JAKARTA, GRESNEWS.COM - Regenerasi kepemimpinan nasional harus segera dilakukan secara total. Sebab, selama ini partai politik (parpol) di Indonesia terjebak pada oligarki kaderisasi. Akibatnya, kualitas kaderisasi pun hanya bersifat horizontal, alias berputar pada sosok yang itu-itu juga.

"Jangan lagi kaderisasi, regenerasi total yang memungkinkan untuk saat ini," ujar Dosen Universitas Pembangunan Nasional (UPN) Veteran, Ziyad Falahi di Kantor Founding Fathers House (FFH), Cipete, Jakarta Selatan, Senin (5/1).

Saat ini Indonesia dianggapnya menjalankan sekaligus dua sistem perekrutan yakni regenerasi dengan oligarki. Perekrutan yang berjalan sejak Orde Baru (Orba) telah menghasilkan sistem oligarki yang justru melakukan kaderasi dan penjaringan secara horizontal, bukan regenerasi vertikal.

"Jika regenerasi total tidak dilakukan, maka akibatnya akan merembet ke segala arah. Misalnya  saja Presiden Joko Widodo yang akan tertarik oleh dua oligarki besar, yakni Koalisi Indonesia Hebat dan Koalisi Merah Putih," kata Ziyad.

Menurutnya wacana politisi dan capres muda sudah perlu dimunculkan. "Penggodokan dalam empat tahun ini, diharapkan memunculkan politisi muda bukan hanya capres muda saja di 2019 nanti," katanya.

Publik pun agaknya mendukung penuh gagasan regenerasi vertikal. Hal ini ditunjukkan okeh hasil survei FFH yang menyatakan regenerasi kepemimpinan nasional sangat penting dilakukan.

Sebanyak 57,61 persen dari 1.090 orang responden yang disurvei, menginginkan adanya regenerasi kepemimpinan nasional. Sisanya sebanyak 29,81% responden menilai regenerasi kepemimpinan nasional penting.

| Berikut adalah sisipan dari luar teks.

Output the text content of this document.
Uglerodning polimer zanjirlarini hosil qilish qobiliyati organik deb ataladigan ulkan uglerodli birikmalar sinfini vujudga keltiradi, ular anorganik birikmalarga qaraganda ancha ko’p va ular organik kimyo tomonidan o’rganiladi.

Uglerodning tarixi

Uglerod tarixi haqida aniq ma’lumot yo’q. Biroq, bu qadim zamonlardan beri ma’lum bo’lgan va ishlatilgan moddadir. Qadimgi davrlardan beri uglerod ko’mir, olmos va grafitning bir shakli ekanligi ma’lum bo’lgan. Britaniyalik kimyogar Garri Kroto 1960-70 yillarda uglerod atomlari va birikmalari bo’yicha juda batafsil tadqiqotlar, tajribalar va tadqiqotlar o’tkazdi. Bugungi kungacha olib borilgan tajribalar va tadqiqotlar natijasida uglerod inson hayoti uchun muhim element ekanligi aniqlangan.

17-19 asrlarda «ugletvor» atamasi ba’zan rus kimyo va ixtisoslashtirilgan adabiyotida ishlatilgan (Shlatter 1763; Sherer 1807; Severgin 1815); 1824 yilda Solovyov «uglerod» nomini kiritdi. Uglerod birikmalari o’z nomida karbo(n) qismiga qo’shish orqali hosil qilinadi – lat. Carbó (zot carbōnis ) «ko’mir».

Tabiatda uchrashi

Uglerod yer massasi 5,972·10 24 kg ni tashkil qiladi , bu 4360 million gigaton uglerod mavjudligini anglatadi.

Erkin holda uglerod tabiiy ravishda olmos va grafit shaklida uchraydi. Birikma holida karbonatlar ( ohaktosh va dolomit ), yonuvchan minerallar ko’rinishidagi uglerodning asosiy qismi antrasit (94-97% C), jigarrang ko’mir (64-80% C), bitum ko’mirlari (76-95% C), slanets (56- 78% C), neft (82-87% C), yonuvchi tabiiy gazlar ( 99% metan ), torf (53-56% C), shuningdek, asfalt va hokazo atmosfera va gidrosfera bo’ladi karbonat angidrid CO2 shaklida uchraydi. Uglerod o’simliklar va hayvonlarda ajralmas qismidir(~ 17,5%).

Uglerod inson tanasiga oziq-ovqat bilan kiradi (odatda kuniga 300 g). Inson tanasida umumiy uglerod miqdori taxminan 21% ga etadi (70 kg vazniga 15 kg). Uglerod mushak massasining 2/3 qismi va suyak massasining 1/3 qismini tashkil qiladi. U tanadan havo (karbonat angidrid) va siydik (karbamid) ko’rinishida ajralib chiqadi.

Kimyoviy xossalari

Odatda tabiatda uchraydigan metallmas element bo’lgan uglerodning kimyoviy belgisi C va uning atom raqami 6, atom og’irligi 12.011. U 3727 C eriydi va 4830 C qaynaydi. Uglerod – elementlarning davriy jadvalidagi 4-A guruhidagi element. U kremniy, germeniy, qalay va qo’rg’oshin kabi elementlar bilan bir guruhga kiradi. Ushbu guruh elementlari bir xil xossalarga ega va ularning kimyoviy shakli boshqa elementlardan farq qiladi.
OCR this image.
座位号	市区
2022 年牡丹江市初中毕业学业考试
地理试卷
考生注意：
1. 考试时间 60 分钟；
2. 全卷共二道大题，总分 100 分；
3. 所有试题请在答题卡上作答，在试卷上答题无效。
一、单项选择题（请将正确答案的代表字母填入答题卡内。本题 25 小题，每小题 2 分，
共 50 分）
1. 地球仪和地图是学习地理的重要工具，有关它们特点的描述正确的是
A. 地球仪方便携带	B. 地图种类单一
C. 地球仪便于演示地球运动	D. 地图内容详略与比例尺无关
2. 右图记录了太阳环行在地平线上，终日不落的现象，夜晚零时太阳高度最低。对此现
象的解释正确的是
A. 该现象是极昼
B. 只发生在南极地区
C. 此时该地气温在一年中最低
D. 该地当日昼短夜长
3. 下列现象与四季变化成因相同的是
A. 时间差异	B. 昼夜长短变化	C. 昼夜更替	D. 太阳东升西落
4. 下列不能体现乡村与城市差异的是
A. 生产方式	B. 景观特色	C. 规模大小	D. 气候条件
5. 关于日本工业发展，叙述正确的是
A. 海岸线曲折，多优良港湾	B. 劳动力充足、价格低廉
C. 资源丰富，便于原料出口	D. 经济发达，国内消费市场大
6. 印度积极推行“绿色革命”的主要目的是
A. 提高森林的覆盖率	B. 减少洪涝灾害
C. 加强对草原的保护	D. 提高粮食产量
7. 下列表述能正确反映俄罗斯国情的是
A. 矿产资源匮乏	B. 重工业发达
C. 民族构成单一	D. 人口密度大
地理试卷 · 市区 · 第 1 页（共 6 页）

Sementara 2,11% responden menilai regenerasi kepemimpinan nasional tidak penting dan 10,36% menilai tidak tahu.

"Melihat dari waktu ke waktu, publik tetap menilai isu regenerasi kepemimpinan nasional sebagai isu yang sangat penting," ungkap Peneliti Senior FFH, Dian Permata dalam kesempatan yang sama.

Hal ini ditunjukkan dengan hasil survei yang sama pada riset yang dilakukan sebelumnya di periode Januari-Februari 2014. Sebanyak 52,05% responden mengatakan regenerasi kepemimpinan nasional sangat penting, pada jumlah 35,32% responden menilai penting. Sedang, 2,71% responden menilai tidak penting, dan sebanyak 3,83% responden mengatakan tidak tahu.

"Respon publik mengenai isu regenerasi kepemimpinan nasional tidak bisa dilepaskan dari pelajaran pada pilpres 2004, 2009 dan 2014," ucapnya.

Tokoh-tokoh yang berada di garis edar capres-cawapres dalam pilpres, kata Dian, masih dikuasai oleh muka-muka lama yang memunculkan kritik satire 4L alias "Lu lagi, Lu Lagi". "Satire ini dirobohkan Jokowi pada pilpres 2014 yang memberi sedikit warna berbeda" ujar Dian.

Keengganan tokoh senior dalam parpol untuk turun dengan legowo dari kursi tahtanya dan memberi ruang tokoh muda dianggap sebagai alasan tingginya respon publik tentang regenerasi kepemimpinan nasional. "Rakyat merasa bosan sehingga lahirlah tokoh alternatif seperti Jokowi, Ridwan Kamil dan lainnya," ujar Dian.

Respon publik terhadap isu pemimpin alternatif di masa yang akan datang pun menduduki angka yang tinggi. Sebanyak 77,33% responden menilai pemimpin muda alternatif sangat penting, 5,04% menilai penting dan hanya 3,11% dan 1,19% menilai tidak penting dan sangat tidak penting sedang 13,3% menyatakan tidak tahu.

"Sejak masa reformasi, pilpres diikuti oleh ketua umum parpol dan dewan syuro atau pertimbangan parpol, kecuali Jokowi dalam pilpres lalu," jelasnya.

Fakta survei yang dilakukan pada 27 November sampai 29 Desember 2014 dan menggunakan metodologi multistage random sampling ini menjelaskan, kepemimpinan partai sudah sangat tua. Dapat dilihat dari oligarki Megawati Soekarnoputri di PDIP, Susilo Bambang Yudhoyono (SBY) di Partai Demokrat, Prabowo di Partai Gerindra, dan Aburizal Bakrie (ARB) di Partai Golkar.